Watching from the sideline was more painful than the swelling and throbbing in his left ankle.
"I hate that," Walsh said. "It's brutal. I don't know how else to say it. I tried to be as vocal as I could from the sidelines, cheering my teammates on and stuff. But I wanted to play so bad."
He was determined to return much sooner, subjecting himself to intense treatment nearly 24 hours a day - his best friend becoming a boot with ice and water in it to decrease the swelling and ease the pain.
"I think I probably did more treatment on my ankle in the first two weeks than anyone has ever done on one ankle," Walsh said. "We had this machine called the Game Ready, which compressed your ankle and made it real cold. It's a machine that our trainer had, so I took it home with me every night and had treatment every hour."
Walsh returned to the Florida lineup Wednesday against Tennessee, just 20 days after he was injured. He scored six points in 13 minutes in the overtime loss, but after almost a week off, Walsh and the Gators expect to be much stronger when they host Georgia in a nationally televised game tonight on ESPN2.
"It's good to get Matt back, get his timing back and have him playing again," Florida coach Billy Donovan said. "I think he was put in a difficult situation against Tennessee because he had only one day of practice before the game. Our team had to learn to play without Matt while he was out, and now we are getting used to playing with him again.
"Matt's attitude has been terrific. He has worked hard, and the fact that he has gotten himself back to playing without restrictions is a positive."
Walsh's return might be awkward for some, particularly sophomore guard Lee Humphrey, who played well in Walsh's absence, and freshmen Corey Brewer and Al Horford, who have gotten used to a lineup without Walsh. But in many ways, it should be a huge boost for junior guard Anthony Roberson.
When Walsh hurt his ankle Dec.30 in practice, he was averaging a team-high 16.9 points.
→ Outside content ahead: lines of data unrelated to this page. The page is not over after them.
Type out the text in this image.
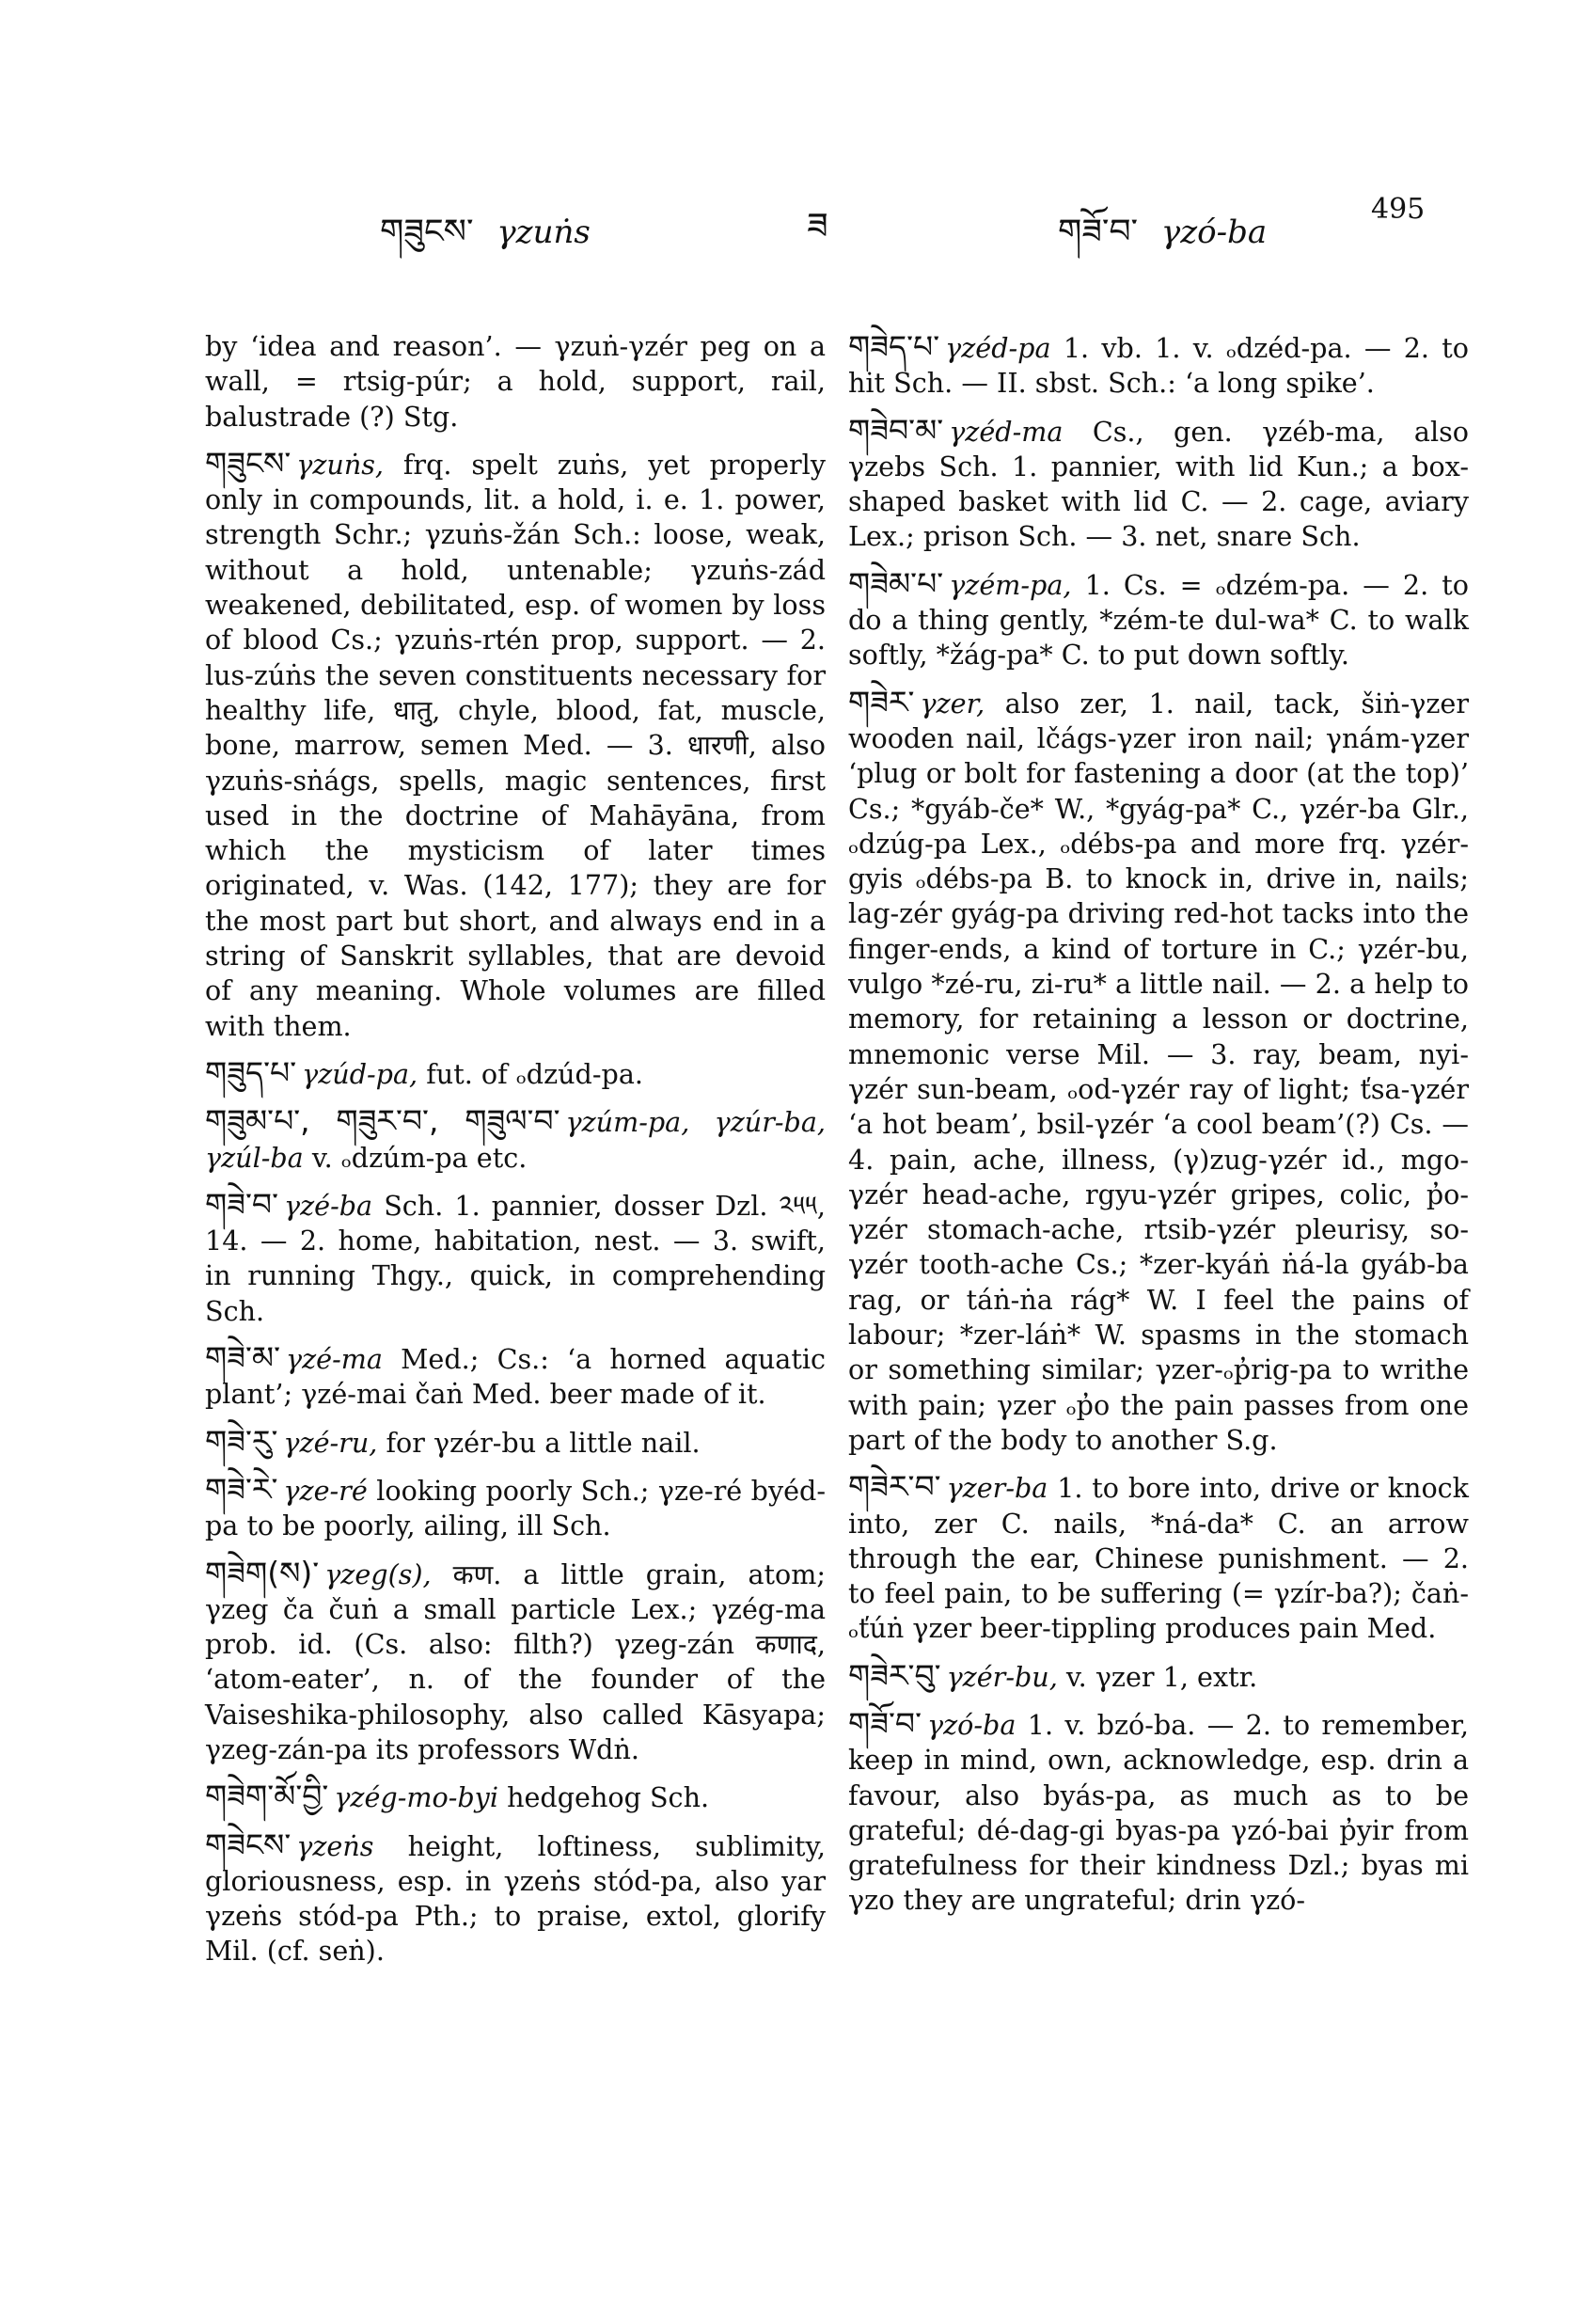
གཟུངས་ γzuṅs	ཟ	གཟོ་བ་ γzó-ba
495

by ‘idea and reason’. — γzuṅ-γzér peg on a wall, = rtsig-púr; a hold, support, rail, balustrade (?) Stg.

གཟུངས་ γzuṅs, frq. spelt zuṅs, yet properly only in compounds, lit. a hold, i. e. 1. power, strength Schr.; γzuṅs-žán Sch.: loose, weak, without a hold, untenable; γzuṅs-zád weakened, debilitated, esp. of women by loss of blood Cs.; γzuṅs-rtén prop, support. — 2. lus-zúṅs the seven constituents necessary for healthy life, धातु, chyle, blood, fat, muscle, bone, marrow, semen Med. — 3. धारणी, also γzuṅs-sṅágs, spells, magic sentences, first used in the doctrine of Mahāyāna, from which the mysticism of later times originated, v. Was. (142, 177); they are for the most part but short, and always end in a string of Sanskrit syllables, that are devoid of any meaning. Whole volumes are filled with them.

གཟུད་པ་ γzúd-pa, fut. of ₒdzúd-pa.

གཟུམ་པ་, གཟུར་བ་, གཟུལ་བ་ γzúm-pa, γzúr-ba, γzúl-ba v. ₒdzúm-pa etc.

གཟེ་བ་ γzé-ba Sch. 1. pannier, dosser Dzl. ༢༥༥, 14. — 2. home, habitation, nest. — 3. swift, in running Thgy., quick, in comprehending Sch.

གཟེ་མ་ γzé-ma Med.; Cs.: ‘a horned aquatic plant’; γzé-mai čaṅ Med. beer made of it.

གཟེ་རུ་ γzé-ru, for γzér-bu a little nail.

གཟེ་རེ་ γze-ré looking poorly Sch.; γze-ré byéd-pa to be poorly, ailing, ill Sch.

གཟེག(ས)་ γzeg(s), कण. a little grain, atom; γzeg ča čuṅ a small particle Lex.; γzég-ma prob. id. (Cs. also: filth?) γzeg-zán कणाद, ‘atom-eater’, n. of the founder of the Vaiseshika-philosophy, also called Kāsyapa; γzeg-zán-pa its professors Wdṅ.

གཟེག་མོ་བྱི་ γzég-mo-byi hedgehog Sch.

གཟེངས་ γzeṅs height, loftiness, sublimity, gloriousness, esp. in γzeṅs stód-pa, also yar γzeṅs stód-pa Pth.; to praise, extol, glorify Mil. (cf. seṅ).

གཟེད་པ་ γzéd-pa 1. vb. 1. v. ₒdzéd-pa. — 2. to hit Sch. — II. sbst. Sch.: ‘a long spike’.

གཟེབ་མ་ γzéd-ma Cs., gen. γzéb-ma, also γzebs Sch. 1. pannier, with lid Kun.; a box-shaped basket with lid C. — 2. cage, aviary Lex.; prison Sch. — 3. net, snare Sch.

གཟེམ་པ་ γzém-pa, 1. Cs. = ₒdzém-pa. — 2. to do a thing gently, *zém-te dul-wa* C. to walk softly, *žág-pa* C. to put down softly.

གཟེར་ γzer, also zer, 1. nail, tack, šiṅ-γzer wooden nail, lčágs-γzer iron nail; γnám-γzer ‘plug or bolt for fastening a door (at the top)’ Cs.; *gyáb-če* W., *gyág-pa* C., γzér-ba Glr., ₒdzúg-pa Lex., ₒdébs-pa and more frq. γzér-gyis ₒdébs-pa B. to knock in, drive in, nails; lag-zér gyág-pa driving red-hot tacks into the finger-ends, a kind of torture in C.; γzér-bu, vulgo *zé-ru, zi-ru* a little nail. — 2. a help to memory, for retaining a lesson or doctrine, mnemonic verse Mil. — 3. ray, beam, nyi-γzér sun-beam, ₒod-γzér ray of light; ťsa-γzér ‘a hot beam’, bsil-γzér ‘a cool beam’(?) Cs. — 4. pain, ache, illness, (γ)zug-γzér id., mgo-γzér head-ache, rgyu-γzér gripes, colic, p̓o-γzér stomach-ache, rtsib-γzér pleurisy, so-γzér tooth-ache Cs.; *zer-kyáṅ ṅá-la gyáb-ba rag, or táṅ-ṅa rág* W. I feel the pains of labour; *zer-láṅ* W. spasms in the stomach or something similar; γzer-ₒp̓rig-pa to writhe with pain; γzer ₒp̓o the pain passes from one part of the body to another S.g.

གཟེར་བ་ γzer-ba 1. to bore into, drive or knock into, zer C. nails, *ná-da* C. an arrow through the ear, Chinese punishment. — 2. to feel pain, to be suffering (= γzír-ba?); čaṅ-ₒťúṅ γzer beer-tippling produces pain Med.

གཟེར་བུ་ γzér-bu, v. γzer 1, extr.

གཟོ་བ་ γzó-ba 1. v. bzó-ba. — 2. to remember, keep in mind, own, acknowledge, esp. drin a favour, also byás-pa, as much as to be grateful; dé-dag-gi byas-pa γzó-bai p̓yir from gratefulness for their kindness Dzl.; byas mi γzo they are ungrateful; drin γzó-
In four conference games, Roberson is averaging 26.3 points, and his overall average of 18.4 points is the highest for a Gator since Vernon Maxwell in 1985-86.
Roberson has scored 90 in the past three games and taken 72 shots in four games compared with 93 by the rest of the starters.
Meanwhile, senior forward David Lee is averaging 12.3 points in SEC games and the other starters 37.6.
With the 6-foot-6, 205-pound Walsh on the court, even if he's not at full speed, opponents have to respect the threat of another scorer.
"When we've got two or three guys clicking in one night or we've got more than one or two people a night (scoring), I think it makes it easier on everybody," Roberson said. "I know any time (Matt's) on the court, he's going to play hard. ... That's just what Matt gives you.
"Come (tonight), if it's a close one, I think he'll be in there at the end. I think he's back where he was, and he really wants to help this team."
Careful with the expectations, Donovan said.
"I think sometimes peoples' viewpoint is, "Okay, Matt's back off of injury. Therefore, he will pick up right where he left off,"' he said. "I don't think that's fair to Matt to have that (pressure) on him. He has done a great job getting himself back to playing, but at the same point, it's going to take Matt some time.
"I hope that he can get back, but I also know in talking to the doctors that the type of injury he had can linger for a long period of time. ... It will be a process for him. He has to help our team win any way he can."
That is precisely what Walsh plans to do. After all, sitting out can do wonders for a player's attitude.
"It did cross my mind that I could be done for the year," he said. "It felt like I broke my ankle when I went down. Sitting there watching, it definitely gives you a different perspective."